The Senate would most likely acquiesce, after pushing the President to find the most “liberal/conservative” candidate that he would possible consider.

The Supreme Court has often operated with fewer justices – any time there’s an unexpected vacancy and the court is in session, for example, and whenever a justice recuses himself from a case. Federal law requires a quorum of six members in order for the Supreme Court to hear a case, so they can do without a confirmation for some time.

The President also has the power of recess appointment. If the Senate is out of session, he can make an appointment without the consent of the Senate, which expires at the end of the Senate’s next term.

28 USC 1 provides: “The Supreme Court of the United States shall consist of a Chief Justice of the United States and eight associate justices, any six of whom shall constitute a quorum.”

What this means is that if there are at least six justices on the Court, it will operate just fine.

It’s pretty common to have an eight judge Court after one justice has resigned, died or become disabled. For instance a few years ago Justice O’Connor resigned, but she said her resignation would take effect when her successor was appointed, and then Chief Justice Rehquist died. After Renquist’s death, the court operated with eight justices, with Justice Stevens, the senior associate justice serving as acting Chief Justice. John Roberts had originally been appointed to fill O’Connor’s seat, but when Renquist’s had died before Roberts had been confirmed, he was appointed to the Chief’s seat and quickly confirmed. Later that year Samuel Alito was appointed to fill O’Connor’s seat, and immediatly upon his confirmation he came in and O’Connor left. It is not unprecedent to have two vacancies on the court, but I can’t recall there having been more than that.
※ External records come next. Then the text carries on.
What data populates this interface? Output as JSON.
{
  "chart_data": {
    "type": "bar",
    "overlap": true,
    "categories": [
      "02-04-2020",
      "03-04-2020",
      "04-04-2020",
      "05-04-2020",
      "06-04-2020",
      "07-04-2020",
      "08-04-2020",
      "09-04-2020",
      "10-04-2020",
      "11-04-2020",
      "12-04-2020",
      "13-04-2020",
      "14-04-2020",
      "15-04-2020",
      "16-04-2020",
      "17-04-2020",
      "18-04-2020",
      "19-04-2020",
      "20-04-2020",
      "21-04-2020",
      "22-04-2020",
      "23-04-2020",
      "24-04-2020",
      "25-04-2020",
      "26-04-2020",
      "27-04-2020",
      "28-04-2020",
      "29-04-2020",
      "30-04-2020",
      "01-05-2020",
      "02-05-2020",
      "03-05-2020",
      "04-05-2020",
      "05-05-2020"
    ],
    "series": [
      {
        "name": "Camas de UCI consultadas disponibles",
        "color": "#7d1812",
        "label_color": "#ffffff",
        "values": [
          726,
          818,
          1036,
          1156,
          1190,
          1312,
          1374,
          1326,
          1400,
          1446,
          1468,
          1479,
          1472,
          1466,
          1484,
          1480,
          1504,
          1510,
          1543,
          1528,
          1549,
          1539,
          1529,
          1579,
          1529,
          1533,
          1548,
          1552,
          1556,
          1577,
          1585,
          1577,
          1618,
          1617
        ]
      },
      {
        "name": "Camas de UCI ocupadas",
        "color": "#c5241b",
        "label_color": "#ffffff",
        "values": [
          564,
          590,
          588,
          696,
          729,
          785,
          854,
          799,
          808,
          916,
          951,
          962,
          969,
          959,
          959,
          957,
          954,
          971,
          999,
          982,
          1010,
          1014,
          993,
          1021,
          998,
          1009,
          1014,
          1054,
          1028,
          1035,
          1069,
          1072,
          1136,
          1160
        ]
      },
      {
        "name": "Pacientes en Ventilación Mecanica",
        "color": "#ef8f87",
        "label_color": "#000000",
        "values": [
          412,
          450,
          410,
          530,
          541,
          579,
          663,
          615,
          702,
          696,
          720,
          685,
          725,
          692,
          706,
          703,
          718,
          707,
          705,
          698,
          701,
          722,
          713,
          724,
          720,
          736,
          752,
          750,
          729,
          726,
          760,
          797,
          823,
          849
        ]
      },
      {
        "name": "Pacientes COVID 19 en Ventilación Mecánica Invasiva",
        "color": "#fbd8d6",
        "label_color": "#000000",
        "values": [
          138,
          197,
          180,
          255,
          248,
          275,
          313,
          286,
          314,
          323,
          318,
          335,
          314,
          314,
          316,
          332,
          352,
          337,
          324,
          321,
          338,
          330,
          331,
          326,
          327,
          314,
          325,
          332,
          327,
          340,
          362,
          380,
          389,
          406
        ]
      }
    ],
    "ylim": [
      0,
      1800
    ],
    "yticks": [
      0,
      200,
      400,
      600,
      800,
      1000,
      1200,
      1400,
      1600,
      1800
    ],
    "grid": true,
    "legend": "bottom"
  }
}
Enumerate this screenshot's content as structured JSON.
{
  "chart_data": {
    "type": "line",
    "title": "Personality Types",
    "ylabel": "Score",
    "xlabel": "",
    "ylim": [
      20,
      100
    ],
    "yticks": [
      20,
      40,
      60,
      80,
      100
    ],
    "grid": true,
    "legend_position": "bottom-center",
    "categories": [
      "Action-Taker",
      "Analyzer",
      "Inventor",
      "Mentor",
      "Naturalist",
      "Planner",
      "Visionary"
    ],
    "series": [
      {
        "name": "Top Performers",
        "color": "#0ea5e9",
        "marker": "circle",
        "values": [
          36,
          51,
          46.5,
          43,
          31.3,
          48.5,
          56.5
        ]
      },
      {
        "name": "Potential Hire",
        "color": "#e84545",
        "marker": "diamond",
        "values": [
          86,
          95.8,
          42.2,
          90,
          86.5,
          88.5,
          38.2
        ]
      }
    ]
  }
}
Even more common is a justice not sitting on a particular case because of a conflict of interest or temporary inability (usually medical) to sit.

Where there are an even number of justices, if they split evenly on a decision, the ruling by the court below stands. Because the Supreme Court is almost exclusively an appellate court, if there were not to be quorum of justices, it would also be the case that the ruling by the courts below would stand as the Supreme Court would be unable to act to review the cases. I guess petitions for certiorari (applications to have the Court hear a case) would simply pile up until there were a quorum to hear them. The very few original jurisdiction cases that they hear are usually things like border or water right disputes between states, and those almost always take years, so it wouldn’t really screw things up there.
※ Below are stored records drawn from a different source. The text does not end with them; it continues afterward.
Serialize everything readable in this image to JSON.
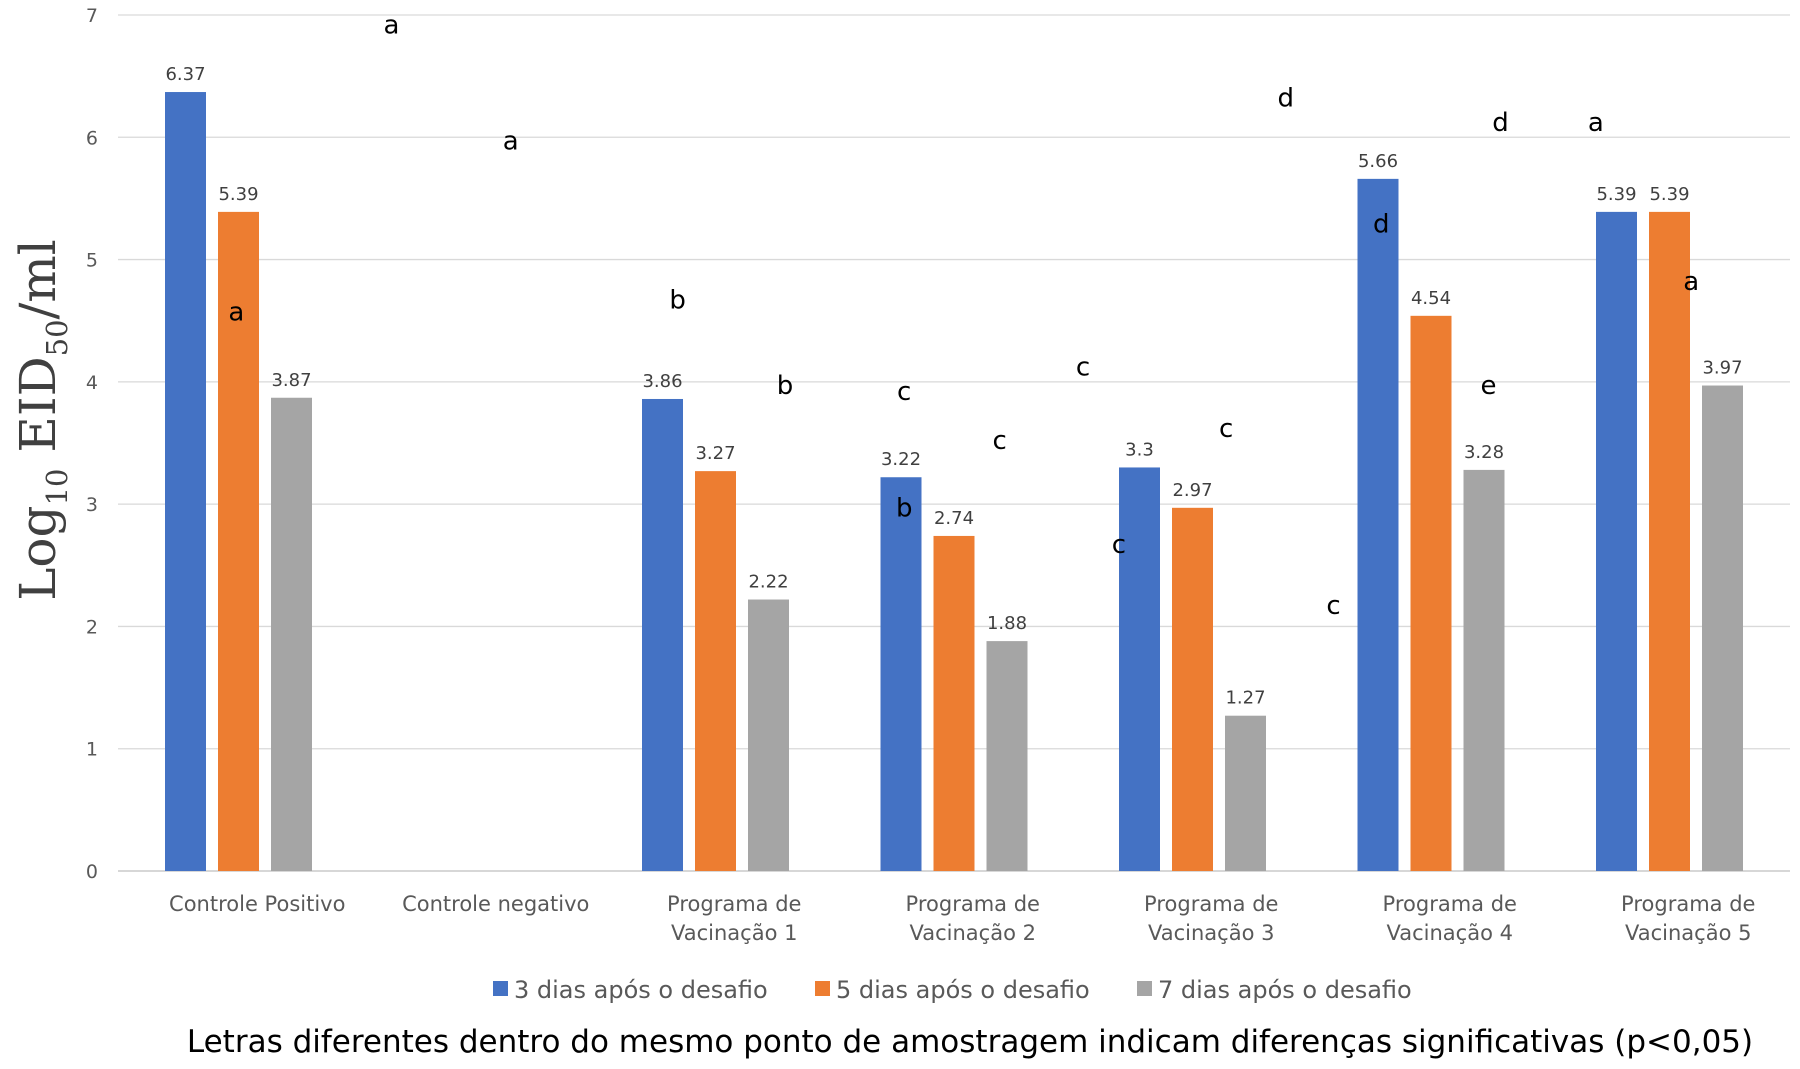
{
  "chart_data": {
    "type": "bar",
    "title": "",
    "ylabel": {
      "base": "Log",
      "base_sub": "10",
      "unit": " EID",
      "unit_sub": "50",
      "suffix": "/ml"
    },
    "xlabel": "",
    "ylim": [
      0,
      7
    ],
    "yticks": [
      "0",
      "1",
      "2",
      "3",
      "4",
      "5",
      "6",
      "7"
    ],
    "grid": true,
    "legend_position": "bottom",
    "categories": [
      [
        "Controle Positivo"
      ],
      [
        "Controle negativo"
      ],
      [
        "Programa de",
        "Vacinação 1"
      ],
      [
        "Programa de",
        "Vacinação 2"
      ],
      [
        "Programa de",
        "Vacinação 3"
      ],
      [
        "Programa de",
        "Vacinação 4"
      ],
      [
        "Programa de",
        "Vacinação 5"
      ]
    ],
    "series": [
      {
        "name": "3 dias após o desafio",
        "color": "#4472C4",
        "values": [
          6.37,
          null,
          3.86,
          3.22,
          3.3,
          5.66,
          5.39
        ],
        "labels": [
          "6.37",
          "",
          "3.86",
          "3.22",
          "3.3",
          "5.66",
          "5.39"
        ]
      },
      {
        "name": "5 dias após o desafio",
        "color": "#ED7D31",
        "values": [
          5.39,
          null,
          3.27,
          2.74,
          2.97,
          4.54,
          5.39
        ],
        "labels": [
          "5.39",
          "",
          "3.27",
          "2.74",
          "2.97",
          "4.54",
          "5.39"
        ]
      },
      {
        "name": "7 dias após o desafio",
        "color": "#A5A5A5",
        "values": [
          3.87,
          null,
          2.22,
          1.88,
          1.27,
          3.28,
          3.97
        ],
        "labels": [
          "3.87",
          "",
          "2.22",
          "1.88",
          "1.27",
          "3.28",
          "3.97"
        ]
      }
    ],
    "significance_letters": [
      {
        "letter": "a",
        "category": 0,
        "offset": 1.05,
        "value": 6.85
      },
      {
        "letter": "a",
        "category": 0,
        "offset": 1.55,
        "value": 5.9
      },
      {
        "letter": "a",
        "category": 1,
        "offset": -0.6,
        "value": 4.5
      },
      {
        "letter": "b",
        "category": 2,
        "offset": 0.25,
        "value": 4.6
      },
      {
        "letter": "b",
        "category": 2,
        "offset": 0.7,
        "value": 3.9
      },
      {
        "letter": "b",
        "category": 2,
        "offset": 1.2,
        "value": 2.9
      },
      {
        "letter": "c",
        "category": 3,
        "offset": 0.2,
        "value": 3.85
      },
      {
        "letter": "c",
        "category": 3,
        "offset": 0.6,
        "value": 3.45
      },
      {
        "letter": "c",
        "category": 3,
        "offset": 1.1,
        "value": 2.6
      },
      {
        "letter": "c",
        "category": 4,
        "offset": -0.05,
        "value": 4.05
      },
      {
        "letter": "c",
        "category": 4,
        "offset": 0.55,
        "value": 3.55
      },
      {
        "letter": "c",
        "category": 4,
        "offset": 1.0,
        "value": 2.1
      },
      {
        "letter": "d",
        "category": 5,
        "offset": -0.2,
        "value": 6.25
      },
      {
        "letter": "d",
        "category": 5,
        "offset": 0.2,
        "value": 5.22
      },
      {
        "letter": "e",
        "category": 5,
        "offset": 0.65,
        "value": 3.9
      },
      {
        "letter": "d",
        "category": 6,
        "offset": -0.3,
        "value": 6.05
      },
      {
        "letter": "a",
        "category": 6,
        "offset": 0.1,
        "value": 6.05
      },
      {
        "letter": "a",
        "category": 6,
        "offset": 0.5,
        "value": 4.75
      }
    ]
  },
  "footnote": "Letras diferentes dentro do mesmo ponto de amostragem indicam diferenças significativas (p<0,05)"
}
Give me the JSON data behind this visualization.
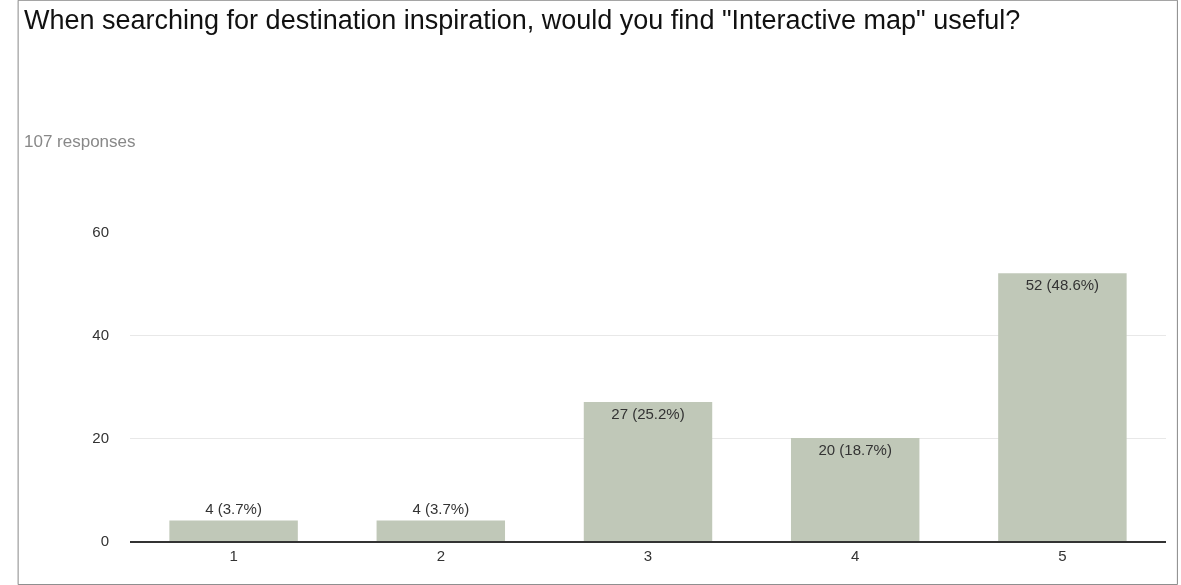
{
  "chart_data": {
    "type": "bar",
    "title": "When searching for destination inspiration, would you find \"Interactive map\" useful?",
    "subtitle": "107 responses",
    "categories": [
      "1",
      "2",
      "3",
      "4",
      "5"
    ],
    "values": [
      4,
      4,
      27,
      20,
      52
    ],
    "value_labels": [
      "4 (3.7%)",
      "4 (3.7%)",
      "27 (25.2%)",
      "20 (18.7%)",
      "52 (48.6%)"
    ],
    "color": "#c0c8b8",
    "ylim": [
      0,
      60
    ],
    "yticks": [
      0,
      20,
      40,
      60
    ],
    "grid": "y",
    "legend": false
  }
}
If the President and Congress were really at loggerheads, the President might use the recess apppointment power to temporarily (until the end of the next Congressional session) appoint justices to the Court while Congress was in recess, but that would carry some substantial political risks.

Although there have been several when one or more Presidential appointments get rejected by the Senate (or withdraw under pressure fefore being rejected), you are correct that the President usually moderates his choices after rejections and the Senate gets a little more foregiving after having forced choices out, eventually coming to an consensus choice.
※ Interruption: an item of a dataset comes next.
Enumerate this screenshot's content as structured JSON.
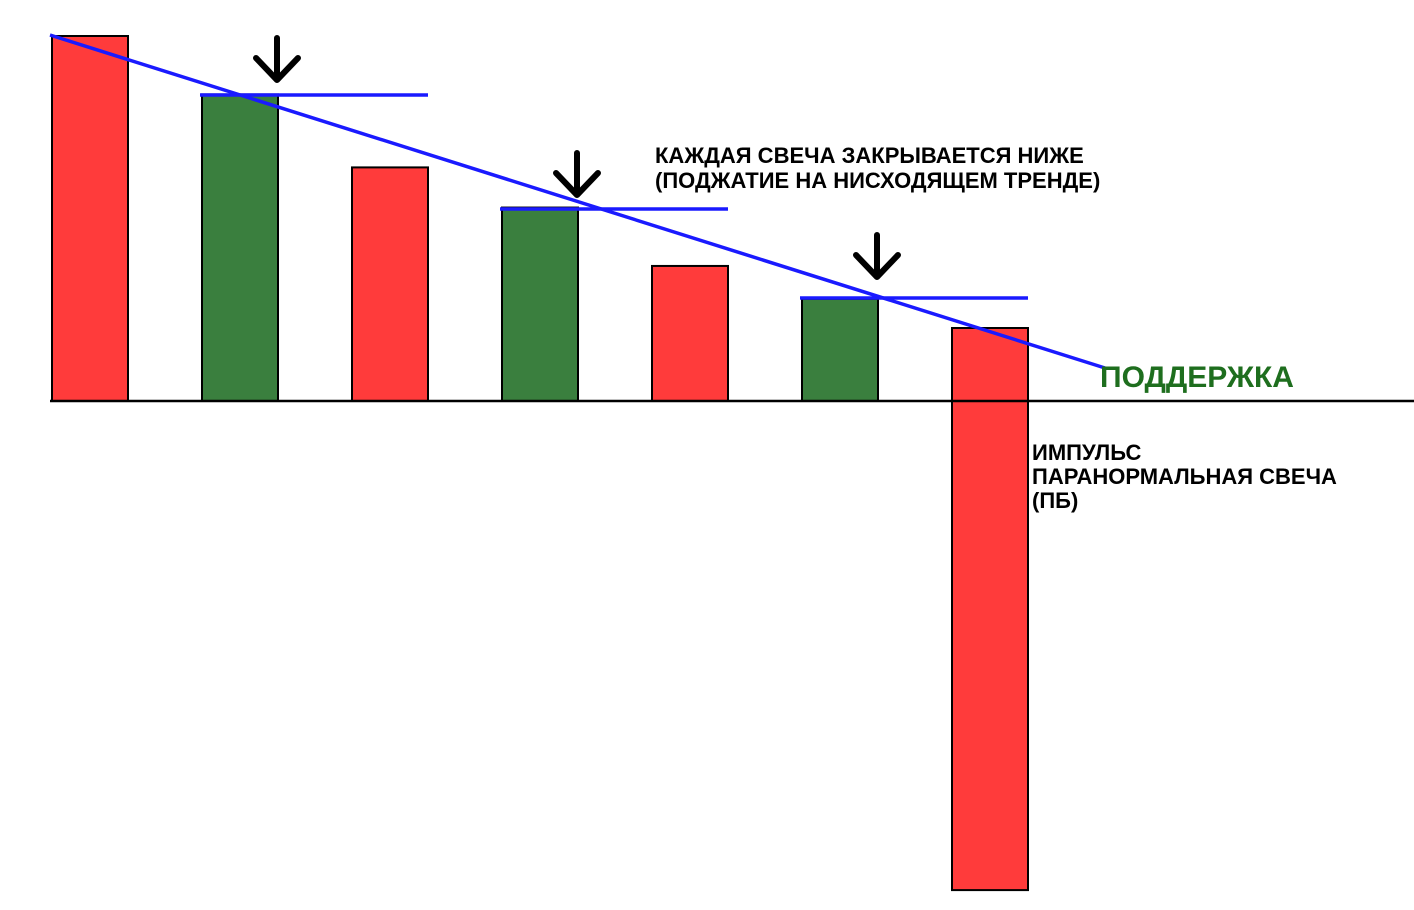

The Senate decides when its out of session though, so they could avoid this simply by not officially going into recess until the matter is resolved. Indeed, I believe that the Senate has avoided going into recess for for the last two years to prevent Bush from making any such appointments.

I don’t think either side has a intrinsic advantage in this sort of fight. Basically, whichever side thinks they’re getting the worst of it in the public eye will fold first so as not to damage their image amongst the voters.